There’s still a big problem.
Cash. A lot of it. Cash isn’t just king in cannabis, it’s almost all there is.
“It’s a huge issue,” said Bob Groesbeck, co-CEO of Planet 13, a massive marijuana superstore in Las Vegas doing over $5 million a month in sales. Groesbeck has managed to bring in some credit card capabilities to his store, without revealing details. “I’d still say it’s probably about 60% cash.”
Customers — especially Millennials— don’t like using cash, and cash sitting in a back office isn’t secure. However, major banks and credit card companies still won’t touch cannabis. It remains a Schedule I drug, illegal at the federal level.
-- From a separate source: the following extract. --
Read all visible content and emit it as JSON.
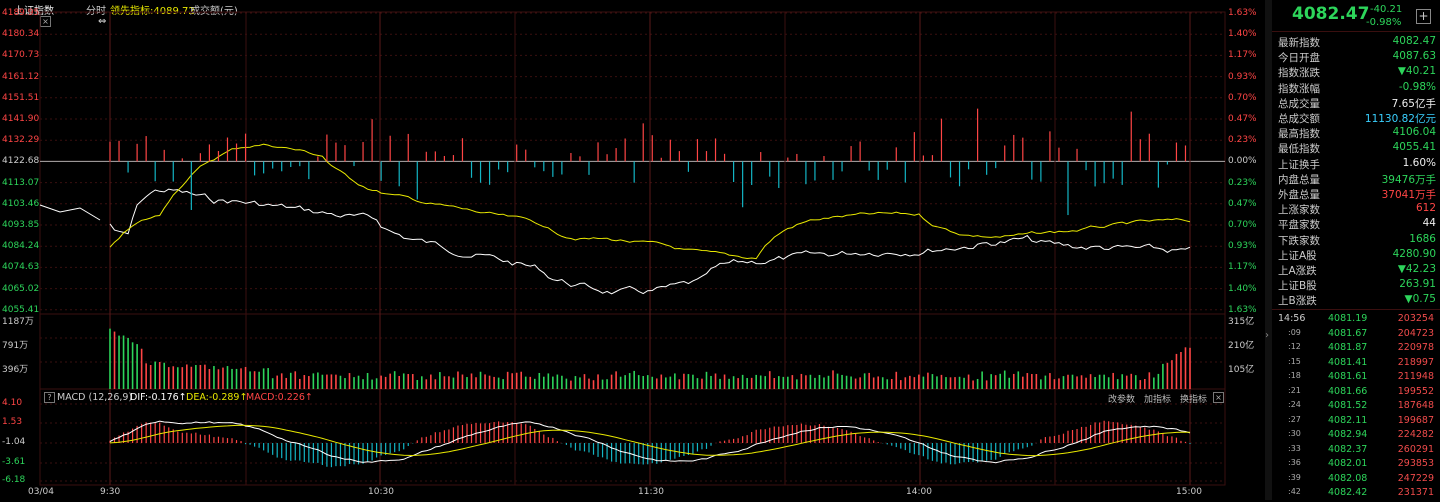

This creates a gap that Keith McCarty hopes to cash in on.
McCarty is CEO of Wayv (pronounced “wave”). The one-year-old company provides an Amazon-like platform for legal marijuana retailers in California to do online sales and next day delivery.
“We have well over 90 percent of the licensed retailers already ordering through Wayv, and more than 80 leading brands within the state of California,” McCarty said. Monthly revenues are in the low millions of dollars.
Wayv Payments
Now he’s introducing Wayv Payments — a digital B2B payment system that allows retailers, growers, manufacturers and distributors to pay each other in a timely manner and without cash. McCarty calls it the first time a marijuana marketplace and logistics platform has been combined with a payment system.
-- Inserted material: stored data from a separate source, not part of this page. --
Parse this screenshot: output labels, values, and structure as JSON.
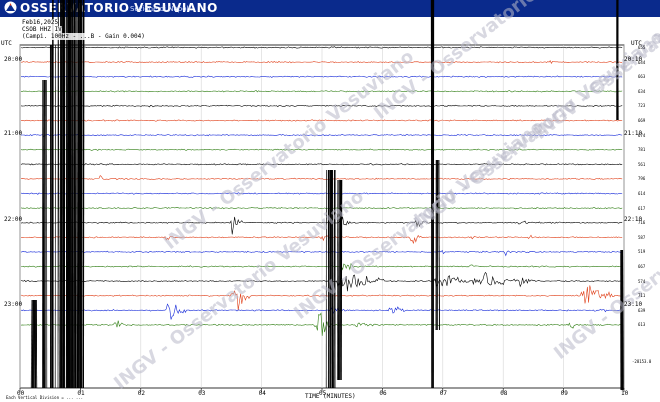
{
  "header": {
    "title": "OSSERVATORIO VESUVIANO",
    "subtitle": "Sezione di Napoli"
  },
  "info": {
    "date": "Feb16,2025",
    "station": "CSOB HHZ IV",
    "params": "(Campi. 100Hz - ...B  - Gain 0.004)"
  },
  "axes": {
    "left_utc": "UTC",
    "right_utc": "UTC",
    "left_times": [
      "20:00",
      "21:00",
      "22:00",
      "23:00"
    ],
    "right_times": [
      "20:10",
      "21:10",
      "22:10",
      "23:10"
    ],
    "x_ticks": [
      "00",
      "01",
      "02",
      "03",
      "04",
      "05",
      "06",
      "07",
      "08",
      "09",
      "10"
    ],
    "x_label": "TIME (MINUTES)",
    "right_values": [
      "655",
      "644",
      "663",
      "634",
      "723",
      "669",
      "674",
      "781",
      "561",
      "796",
      "614",
      "617",
      "716",
      "587",
      "519",
      "667",
      "574",
      "711",
      "639",
      "613"
    ],
    "bottom_value": "-28153.0",
    "footer": "Each Vertical Division = ... ..."
  },
  "watermark": "INGV - Osservatorio Vesuviano",
  "colors": {
    "header_bg": "#0a2a8c",
    "black": "#000000",
    "red": "#e0401a",
    "blue": "#1428d8",
    "green": "#2e7d12",
    "grid": "#d6d6d6",
    "watermark": "#b8b8c8"
  }
}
“One place to shop, one delivery, and one payment,” he said.
McCarty and his partners (which include PayPal founding COO David Sachs) put in $5 million to launch Wayv, but this is not their first venture. McCarty helped create Eaze, a popular on-demand cannabis delivery business, and before that, he was a top executive at Yammer, a sort of Facebook for internal office communications. Yammer was sold to Microsoft in 2012 for $1.2 billion.
WAYV CEO & founder Keith McCarty (L) wants to make digital payments easier for the marijuana industry.
Source: Wayv
Wayv set up offices in Venice, California, in the area called Silicon Beach. The ocean is a block away (hence, the name “Wayv”). The company is not yet profitable.
Wayv is using fintech created by an Arizona company called Hypur, which has spent an estimated $30 million to develop digital payment technology for the cannabis industry. It has built relationships with financial institutions interested in the sector, and Hypur provides the necessary due diligence for regulatory compliance.
“I believe we’ve got roughly 24 banks in the state legal cannabis industry (working with us),” says Tyler Beuerlein, a former professional baseball player who is now Hypur’s chief revenue officer.
He projects most digital payments in cannabis will use Hypur technology by the end of 2020.
“Keep in mind, we firmly believe there are less than 40 in the entire country banking this industry to scale. So over half of those are our clients,” he said.
Biggest competitor
Max Herrera will be a customer. He’s a partner in Atrium, a marijuana retailer in Los Angeles doing about a million dollars a month in sales. He already uses Hypur for payments with customers, now he will use Wayv payments to pay his suppliers. He says the benefits extend beyond removing cash from the back room.
“It’ll be a lot easier for us to do this because paying different brands through bank accounts, you risk them getting shut down.” This happens a lot. Herrera says his business has a bank account, but when asked if the bank knows what the business does, he replies, “No.”
Wayv will eventually make money on the payment system by charging a transaction fee, but there will be no fees well into next year to get people on board.
Why has no one done this before? “It’s very difficult,” said McCarty, the CEO. “Everything in the cannabis industry is about a hundred times harder.”
It’s especially hard in California, where the illegal market continues to dominate without paying taxes, without compliance, without anything.
“Our biggest competitor right now is the illicit market,” he says. “We’re going after them, and I think that digital payments will really set us apart.”